A Swiss Stake is not the healthiest of veggie meats, but it definitely won’t break the bank if you don’t go nuts and eat all four patties in the can. One way to use it moderately is to throw it into a recipe that calls for steak pieces, like the shepherds pie I made the other day. It was my first time cooking with this classic veggie meat, and I have to say, it worked really well.


Shepherds Pie
Serves 6

6 medium red potatoes, washed with eyes removed, cubed
2 Tbls light olive oil
3 cloves of garlic, minced
3 shallots or one medium onion, finely chopped
3-4 medium carrots, chopped
2 celery stalks, chopped
2 cans of Worthington Loma Linda Swiss Stake with Gravy, cubed
2 tsp dried dill
salt and pepper

Preheat oven to 400 degrees.

In a large pot, cover potatoes with water and place on high heat to boil.

While potatoes are cooking, heat oil in a pan. Sauté garlic with shallots for 2-3 minutes in oil.

Add carrots, celery, dill and Swiss Stake. Be sure to scrape gravy from cans into pan. Cover and cook until carrots begin to get tender. If needed, add a bit of water or vegetable broth to speed the process along.
When potatoes are tender, mash and prepare to your liking. For vegan mashed potatoes try some plain soymilk, olive oil, salt and garlic. For regular mashed potatoes add butter, milk, sour cream, salt and garlic.

When vegetable-meat mixture is done, spread in a casserole dish and cover with mashed potatoes. Place in oven and bake for 15 minutes or until edges turn golden.

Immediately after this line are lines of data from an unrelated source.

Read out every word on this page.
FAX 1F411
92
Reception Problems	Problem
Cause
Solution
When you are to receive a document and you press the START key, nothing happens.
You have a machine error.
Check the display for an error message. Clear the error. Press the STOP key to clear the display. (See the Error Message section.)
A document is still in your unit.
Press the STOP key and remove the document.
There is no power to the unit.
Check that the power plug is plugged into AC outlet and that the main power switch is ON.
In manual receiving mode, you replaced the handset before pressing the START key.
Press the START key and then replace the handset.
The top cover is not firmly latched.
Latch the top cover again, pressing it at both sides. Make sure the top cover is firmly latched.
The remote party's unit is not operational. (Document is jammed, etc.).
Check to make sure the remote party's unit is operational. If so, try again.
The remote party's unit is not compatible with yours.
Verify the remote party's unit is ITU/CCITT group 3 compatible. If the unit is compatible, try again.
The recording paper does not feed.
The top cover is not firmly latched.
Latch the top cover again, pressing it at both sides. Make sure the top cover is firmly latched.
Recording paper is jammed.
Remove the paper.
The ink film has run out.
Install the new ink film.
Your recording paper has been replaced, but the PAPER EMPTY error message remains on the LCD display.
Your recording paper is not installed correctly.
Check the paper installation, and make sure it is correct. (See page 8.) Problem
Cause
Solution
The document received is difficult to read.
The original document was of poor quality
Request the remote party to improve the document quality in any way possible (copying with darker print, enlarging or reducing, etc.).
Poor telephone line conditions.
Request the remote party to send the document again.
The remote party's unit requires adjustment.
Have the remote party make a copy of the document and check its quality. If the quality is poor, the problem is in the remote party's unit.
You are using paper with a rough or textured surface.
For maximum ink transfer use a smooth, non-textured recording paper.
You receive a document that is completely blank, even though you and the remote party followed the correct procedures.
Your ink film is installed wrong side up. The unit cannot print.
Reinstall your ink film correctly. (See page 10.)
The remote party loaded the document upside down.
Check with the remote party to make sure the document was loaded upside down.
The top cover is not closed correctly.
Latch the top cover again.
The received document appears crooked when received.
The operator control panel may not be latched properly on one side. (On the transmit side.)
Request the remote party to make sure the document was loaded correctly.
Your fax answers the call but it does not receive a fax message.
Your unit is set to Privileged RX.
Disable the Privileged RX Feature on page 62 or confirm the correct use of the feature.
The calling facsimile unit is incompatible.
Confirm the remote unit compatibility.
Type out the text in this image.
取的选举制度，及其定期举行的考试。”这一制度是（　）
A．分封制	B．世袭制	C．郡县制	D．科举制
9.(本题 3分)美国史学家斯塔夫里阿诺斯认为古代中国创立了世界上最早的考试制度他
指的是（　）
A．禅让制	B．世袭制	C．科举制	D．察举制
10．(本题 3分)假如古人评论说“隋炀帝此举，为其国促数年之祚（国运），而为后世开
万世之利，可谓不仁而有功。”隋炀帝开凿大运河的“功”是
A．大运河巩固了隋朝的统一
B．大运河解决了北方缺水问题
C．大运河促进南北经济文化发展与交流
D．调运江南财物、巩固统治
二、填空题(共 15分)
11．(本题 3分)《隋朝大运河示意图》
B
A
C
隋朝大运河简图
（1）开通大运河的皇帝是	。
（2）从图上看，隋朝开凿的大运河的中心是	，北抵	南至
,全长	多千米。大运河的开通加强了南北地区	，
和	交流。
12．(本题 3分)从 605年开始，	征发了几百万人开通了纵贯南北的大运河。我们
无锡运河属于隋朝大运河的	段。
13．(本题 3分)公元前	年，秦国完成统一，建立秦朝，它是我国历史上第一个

Tips: I know I’ve been vague with the mashed potatoes, but it really just depends on how you like them. I never use a recipe when I make them, I just keep adding and tasting. When I made this, I did the potatoes dairy free by using some cashew cream (courtesy of our healthy cook Paulette), some Smart Balance and some Veganaise along with some salt and garlic. They were really good! Add whatever you want to the potatoes; just make sure they’re smooth enough to spread over the mixture. When you cook the pie, put a cookie sheet on the rack below since the juices from the vegetables may bubble over. Also, this is basically a dump recipe. The veggies I used were the ones in my fridge. You can try all sorts of combinations.